Keberatan terhadap kebijakan mutasi disampaikan oleh empat kepala dusun yang terdampak. Menyikapi kondisi tersebut, Pemerintah Kecamatan Pandaan langsung menggelar Rapat Koordinasi Tindak Lanjut Mutasi Perangkat Desa Sumbergedang guna meredam polemik yang terus berkembang.
Kepala Desa Sumbergedang, Sofi, mengakui mutasi memunculkan pro dan kontra. Namun, ia menilai persoalan itu dipicu lemahnya komunikasi antara perangkat desa, BPD, dan pemerintah desa.

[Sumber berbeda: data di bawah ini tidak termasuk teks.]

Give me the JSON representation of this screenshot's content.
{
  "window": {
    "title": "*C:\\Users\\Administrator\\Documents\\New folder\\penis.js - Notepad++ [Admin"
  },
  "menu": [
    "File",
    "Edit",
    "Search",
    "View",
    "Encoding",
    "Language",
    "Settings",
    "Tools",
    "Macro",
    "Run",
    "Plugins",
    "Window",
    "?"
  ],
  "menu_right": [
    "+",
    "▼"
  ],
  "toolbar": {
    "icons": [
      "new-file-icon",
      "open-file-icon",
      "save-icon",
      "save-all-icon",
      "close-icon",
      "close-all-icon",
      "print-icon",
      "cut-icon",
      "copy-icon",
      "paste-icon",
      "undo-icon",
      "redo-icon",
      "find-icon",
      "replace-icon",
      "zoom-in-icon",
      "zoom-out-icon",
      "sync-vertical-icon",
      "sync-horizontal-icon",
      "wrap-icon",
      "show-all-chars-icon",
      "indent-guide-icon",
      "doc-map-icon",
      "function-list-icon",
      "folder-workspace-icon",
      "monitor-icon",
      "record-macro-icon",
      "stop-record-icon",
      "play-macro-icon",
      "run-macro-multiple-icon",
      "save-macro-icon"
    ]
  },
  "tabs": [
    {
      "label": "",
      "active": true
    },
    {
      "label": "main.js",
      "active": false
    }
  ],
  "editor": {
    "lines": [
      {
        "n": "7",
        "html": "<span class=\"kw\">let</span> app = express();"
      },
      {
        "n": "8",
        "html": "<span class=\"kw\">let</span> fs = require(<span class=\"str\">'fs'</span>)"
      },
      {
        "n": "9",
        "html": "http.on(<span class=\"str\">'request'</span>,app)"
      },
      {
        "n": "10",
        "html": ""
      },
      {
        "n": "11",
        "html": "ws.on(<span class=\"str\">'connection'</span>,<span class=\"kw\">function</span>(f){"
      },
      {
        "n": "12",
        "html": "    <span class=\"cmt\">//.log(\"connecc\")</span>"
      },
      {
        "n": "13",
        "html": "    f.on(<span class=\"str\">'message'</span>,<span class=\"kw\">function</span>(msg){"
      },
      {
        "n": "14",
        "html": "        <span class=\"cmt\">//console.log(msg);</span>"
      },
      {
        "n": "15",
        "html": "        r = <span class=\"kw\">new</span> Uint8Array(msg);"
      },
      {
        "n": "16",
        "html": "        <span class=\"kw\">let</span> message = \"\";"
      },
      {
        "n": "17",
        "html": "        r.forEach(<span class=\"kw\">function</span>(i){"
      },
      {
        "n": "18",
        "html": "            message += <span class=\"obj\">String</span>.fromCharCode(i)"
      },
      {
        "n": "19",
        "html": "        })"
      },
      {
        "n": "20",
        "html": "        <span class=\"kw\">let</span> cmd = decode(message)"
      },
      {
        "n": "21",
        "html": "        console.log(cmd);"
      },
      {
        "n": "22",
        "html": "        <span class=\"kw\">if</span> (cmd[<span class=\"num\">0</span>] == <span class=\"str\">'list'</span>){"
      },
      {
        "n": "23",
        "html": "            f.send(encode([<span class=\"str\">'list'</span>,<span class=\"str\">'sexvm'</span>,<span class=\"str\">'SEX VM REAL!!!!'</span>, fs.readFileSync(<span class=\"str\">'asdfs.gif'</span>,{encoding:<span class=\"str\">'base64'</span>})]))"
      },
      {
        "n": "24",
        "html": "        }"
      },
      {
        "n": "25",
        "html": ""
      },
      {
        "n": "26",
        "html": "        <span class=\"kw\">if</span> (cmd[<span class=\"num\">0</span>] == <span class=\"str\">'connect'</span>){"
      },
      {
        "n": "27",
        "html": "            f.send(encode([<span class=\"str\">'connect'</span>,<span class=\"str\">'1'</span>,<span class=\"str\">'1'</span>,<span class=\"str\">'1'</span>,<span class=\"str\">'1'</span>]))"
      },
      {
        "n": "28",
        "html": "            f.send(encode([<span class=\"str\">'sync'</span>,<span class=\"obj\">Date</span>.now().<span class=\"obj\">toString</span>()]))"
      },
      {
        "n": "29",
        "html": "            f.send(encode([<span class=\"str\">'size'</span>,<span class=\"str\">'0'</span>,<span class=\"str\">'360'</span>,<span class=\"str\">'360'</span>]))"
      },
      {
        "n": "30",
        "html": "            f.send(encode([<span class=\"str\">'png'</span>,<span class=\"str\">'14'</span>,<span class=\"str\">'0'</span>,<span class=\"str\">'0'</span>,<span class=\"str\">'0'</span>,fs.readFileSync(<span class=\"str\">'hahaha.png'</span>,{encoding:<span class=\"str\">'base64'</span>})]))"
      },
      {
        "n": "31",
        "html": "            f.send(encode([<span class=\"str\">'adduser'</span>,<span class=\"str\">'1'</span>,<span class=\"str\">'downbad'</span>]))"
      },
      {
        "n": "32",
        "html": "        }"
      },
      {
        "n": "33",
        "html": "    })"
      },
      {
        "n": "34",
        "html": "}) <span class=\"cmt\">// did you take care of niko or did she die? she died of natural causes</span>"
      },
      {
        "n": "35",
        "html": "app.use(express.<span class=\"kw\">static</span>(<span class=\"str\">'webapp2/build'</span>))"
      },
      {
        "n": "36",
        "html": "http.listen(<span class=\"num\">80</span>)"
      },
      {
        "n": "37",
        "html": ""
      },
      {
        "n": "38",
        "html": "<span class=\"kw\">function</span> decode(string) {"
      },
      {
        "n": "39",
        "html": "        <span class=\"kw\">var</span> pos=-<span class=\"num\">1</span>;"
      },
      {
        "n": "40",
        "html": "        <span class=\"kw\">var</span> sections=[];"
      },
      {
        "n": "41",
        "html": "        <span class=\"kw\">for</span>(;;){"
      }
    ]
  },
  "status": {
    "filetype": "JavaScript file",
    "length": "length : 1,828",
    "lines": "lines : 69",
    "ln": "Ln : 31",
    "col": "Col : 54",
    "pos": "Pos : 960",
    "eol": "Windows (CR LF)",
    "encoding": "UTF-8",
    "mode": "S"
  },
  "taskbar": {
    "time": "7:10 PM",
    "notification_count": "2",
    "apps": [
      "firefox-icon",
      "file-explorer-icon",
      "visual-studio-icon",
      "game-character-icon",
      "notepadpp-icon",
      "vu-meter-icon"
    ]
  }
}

“Alhamdulillah semua berjalan lancar. Kalau ada sedikit pro kontra itu tidak jadi masalah besar. Memang rata-rata kurang koordinasi di tingkat bawah dengan BPD dan pemerintahan desa,” ujarnya.
Menurut Sofi, mutasi bukan keputusan yang muncul secara tiba-tiba. Seluruh tahapan, mulai musyawarah desa, pembahasan bersama BPD, rekomendasi kecamatan, hingga persetujuan Bupati, telah dilalui sesuai mekanisme yang berlaku.
Di sisi lain, Camat Pandaan Timbul Wijoyo, saat ditemui di kantornya menegaskan, tidak ada persoalan dari sisi administrasi. Ia memastikan proses mutasi telah mengacu pada Peraturan Bupati Nomor 154 Tahun 2022 tentang Perangkat Desa, mulai rekomendasi camat, DPMD, hingga terbitnya surat penetapan bupati.
“Surat penetapan keluar 11 Juni. Masa berlaku rekomendasi paling lambat 15 hari, sehingga saya minta pelantikan dilaksanakan pada Jumat, 3 Juli,” tegasnya.
Timbul menilai, penolakan lebih dipengaruhi miskomunikasi daripada persoalan aturan. Karena itu, seluruh pihak dipertemukan agar tidak lagi terjadi perbedaan persepsi yang berlarut.
Ia juga menegaskan surat penetapan Bupati tidak dapat dibatalkan. Pelantikan tetap akan dilaksanakan sesuai jadwal, sedangkan evaluasi baru dapat dilakukan setelah mutasi berjalan. Masukan dari masyarakat maupun tokoh setempat, kata dia, akan menjadi bahan penilaian dalam enam bulan ke depan.